During World War I he made many sketches of the trench life of the French soldiers, with titles such as "Sous les Marmites au poste de secours de la cote 204."[1]
After the war his paintings were shown at the Société nationale des Beaux-Arts.[2]
The last ten years of his life were spent in Indochina. In 1934 at the age of 52 he won the Prix de l'Indochine with a portrait of his friend the Swiss sculptor August Heng (1891-1968), but his bursary completed thereafter did not return home to France.[3][4]

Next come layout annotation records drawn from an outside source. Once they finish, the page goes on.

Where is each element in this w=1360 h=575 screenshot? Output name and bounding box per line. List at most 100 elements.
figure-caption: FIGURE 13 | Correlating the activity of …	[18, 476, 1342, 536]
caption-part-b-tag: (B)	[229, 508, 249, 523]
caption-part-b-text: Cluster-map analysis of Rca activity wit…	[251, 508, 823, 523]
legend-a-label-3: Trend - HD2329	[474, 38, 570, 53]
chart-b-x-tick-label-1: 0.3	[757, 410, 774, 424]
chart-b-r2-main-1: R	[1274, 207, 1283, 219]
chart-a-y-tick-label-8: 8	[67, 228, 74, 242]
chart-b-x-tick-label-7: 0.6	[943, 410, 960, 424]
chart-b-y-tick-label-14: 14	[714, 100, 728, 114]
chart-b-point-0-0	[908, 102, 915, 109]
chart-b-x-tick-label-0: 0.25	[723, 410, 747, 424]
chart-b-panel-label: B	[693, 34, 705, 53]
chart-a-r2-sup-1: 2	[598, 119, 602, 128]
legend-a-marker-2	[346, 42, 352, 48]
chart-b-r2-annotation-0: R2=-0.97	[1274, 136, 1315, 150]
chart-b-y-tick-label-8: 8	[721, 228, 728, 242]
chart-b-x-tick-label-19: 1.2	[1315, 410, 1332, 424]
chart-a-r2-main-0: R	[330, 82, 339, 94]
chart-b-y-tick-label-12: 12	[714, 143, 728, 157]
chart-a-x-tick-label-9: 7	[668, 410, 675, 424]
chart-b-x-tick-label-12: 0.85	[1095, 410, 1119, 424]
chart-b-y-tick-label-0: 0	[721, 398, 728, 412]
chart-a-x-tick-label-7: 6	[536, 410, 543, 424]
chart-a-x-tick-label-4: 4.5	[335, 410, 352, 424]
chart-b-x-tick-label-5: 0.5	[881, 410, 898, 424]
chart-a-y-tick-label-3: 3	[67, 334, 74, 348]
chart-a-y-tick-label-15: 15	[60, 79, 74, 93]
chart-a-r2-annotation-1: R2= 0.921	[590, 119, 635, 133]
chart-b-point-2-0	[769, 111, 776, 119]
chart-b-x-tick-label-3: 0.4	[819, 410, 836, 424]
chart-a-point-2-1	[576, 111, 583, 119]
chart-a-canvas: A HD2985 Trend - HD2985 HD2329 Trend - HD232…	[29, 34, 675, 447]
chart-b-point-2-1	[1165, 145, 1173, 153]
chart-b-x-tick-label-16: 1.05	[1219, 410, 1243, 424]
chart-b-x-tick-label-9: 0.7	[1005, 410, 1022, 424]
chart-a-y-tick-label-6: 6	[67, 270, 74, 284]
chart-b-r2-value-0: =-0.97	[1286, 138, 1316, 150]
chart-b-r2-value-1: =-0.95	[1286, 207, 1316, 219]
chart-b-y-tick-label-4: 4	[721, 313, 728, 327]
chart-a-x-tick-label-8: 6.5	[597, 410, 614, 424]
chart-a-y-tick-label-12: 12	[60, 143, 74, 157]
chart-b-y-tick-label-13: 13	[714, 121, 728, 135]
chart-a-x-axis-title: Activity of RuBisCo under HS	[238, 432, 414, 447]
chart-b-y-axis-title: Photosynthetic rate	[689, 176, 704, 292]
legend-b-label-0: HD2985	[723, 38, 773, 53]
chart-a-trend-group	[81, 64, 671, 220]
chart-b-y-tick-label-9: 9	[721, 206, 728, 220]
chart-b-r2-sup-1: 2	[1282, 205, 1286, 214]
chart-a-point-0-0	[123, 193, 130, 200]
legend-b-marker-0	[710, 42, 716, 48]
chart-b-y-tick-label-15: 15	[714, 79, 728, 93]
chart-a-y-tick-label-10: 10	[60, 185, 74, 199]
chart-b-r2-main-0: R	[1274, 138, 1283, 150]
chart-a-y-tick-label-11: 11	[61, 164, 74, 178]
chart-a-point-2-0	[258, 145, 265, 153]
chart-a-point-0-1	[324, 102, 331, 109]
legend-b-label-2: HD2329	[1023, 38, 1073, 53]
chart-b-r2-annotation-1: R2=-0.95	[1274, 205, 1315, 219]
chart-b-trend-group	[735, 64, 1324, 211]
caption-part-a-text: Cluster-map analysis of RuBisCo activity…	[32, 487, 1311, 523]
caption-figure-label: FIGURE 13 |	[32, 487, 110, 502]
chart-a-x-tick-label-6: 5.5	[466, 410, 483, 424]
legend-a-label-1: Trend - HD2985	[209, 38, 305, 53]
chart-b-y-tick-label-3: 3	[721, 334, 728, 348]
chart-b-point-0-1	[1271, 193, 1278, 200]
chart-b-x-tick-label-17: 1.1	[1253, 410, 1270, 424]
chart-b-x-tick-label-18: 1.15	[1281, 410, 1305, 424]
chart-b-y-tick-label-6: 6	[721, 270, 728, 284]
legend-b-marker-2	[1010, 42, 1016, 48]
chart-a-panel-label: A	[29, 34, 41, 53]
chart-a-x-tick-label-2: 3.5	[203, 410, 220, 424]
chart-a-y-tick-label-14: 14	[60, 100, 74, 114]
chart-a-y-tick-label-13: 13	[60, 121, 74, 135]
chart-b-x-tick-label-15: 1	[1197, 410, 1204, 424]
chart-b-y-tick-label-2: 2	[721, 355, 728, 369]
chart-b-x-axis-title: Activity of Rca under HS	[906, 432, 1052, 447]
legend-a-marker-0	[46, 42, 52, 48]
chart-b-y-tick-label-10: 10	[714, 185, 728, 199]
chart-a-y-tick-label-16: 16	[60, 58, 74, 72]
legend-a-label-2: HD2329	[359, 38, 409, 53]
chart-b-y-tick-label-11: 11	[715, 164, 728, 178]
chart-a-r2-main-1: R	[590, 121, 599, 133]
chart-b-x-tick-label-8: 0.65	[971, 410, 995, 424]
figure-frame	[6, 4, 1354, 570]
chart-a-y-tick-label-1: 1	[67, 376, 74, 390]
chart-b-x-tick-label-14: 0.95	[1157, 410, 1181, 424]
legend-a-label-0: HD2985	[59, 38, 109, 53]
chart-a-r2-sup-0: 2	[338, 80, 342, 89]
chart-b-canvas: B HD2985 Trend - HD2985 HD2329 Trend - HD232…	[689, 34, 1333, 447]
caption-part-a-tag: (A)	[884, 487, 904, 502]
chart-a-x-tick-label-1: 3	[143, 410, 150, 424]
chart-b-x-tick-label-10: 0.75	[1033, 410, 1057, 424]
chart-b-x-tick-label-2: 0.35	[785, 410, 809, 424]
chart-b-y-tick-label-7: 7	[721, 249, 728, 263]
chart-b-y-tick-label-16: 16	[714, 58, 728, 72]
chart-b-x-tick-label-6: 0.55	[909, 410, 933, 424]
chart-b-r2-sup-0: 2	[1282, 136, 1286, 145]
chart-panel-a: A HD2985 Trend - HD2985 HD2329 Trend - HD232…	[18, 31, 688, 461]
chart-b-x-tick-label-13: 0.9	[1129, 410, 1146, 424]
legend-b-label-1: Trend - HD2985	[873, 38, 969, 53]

However he did not show much interest in local art techniques, and modern Vietnamese art historians have critically compared his Frenchman-abroad approach with painters such as Joseph Inguimberty who took on Vietnamese techniques.[5][6][nb 1] Art historian Nguyễn Quang Phòng in particular (1996) classes Barrière as representative of the second generation of French teachers he considers lacked the talent and even moral character of the first generation.[7] Though other more recent Vietnamese writers have been more appreciative of Barrière.[8] He died at the coastal resort of Đồ Sơn near Haiphong.[9]
Notes
- "Nguyen Quang Phong describes Joseph Inguimberty as being "just like a Vietnamese painter who understands and loves his homeland. Compared to him," Nguyen Quang Phong continues, "Georges Barriere was only a 'French colonialist,' painting indigenous landscapes and men with the eyes of a person motivated by curiosity and losing all objective realities which should have captivated the attention of any classical painter."25 To give so much credit to these French artists for their contributions to Vietnamese painting thus jars with current Western scholars' perceptions of Vietnam's response to colonial education."[5]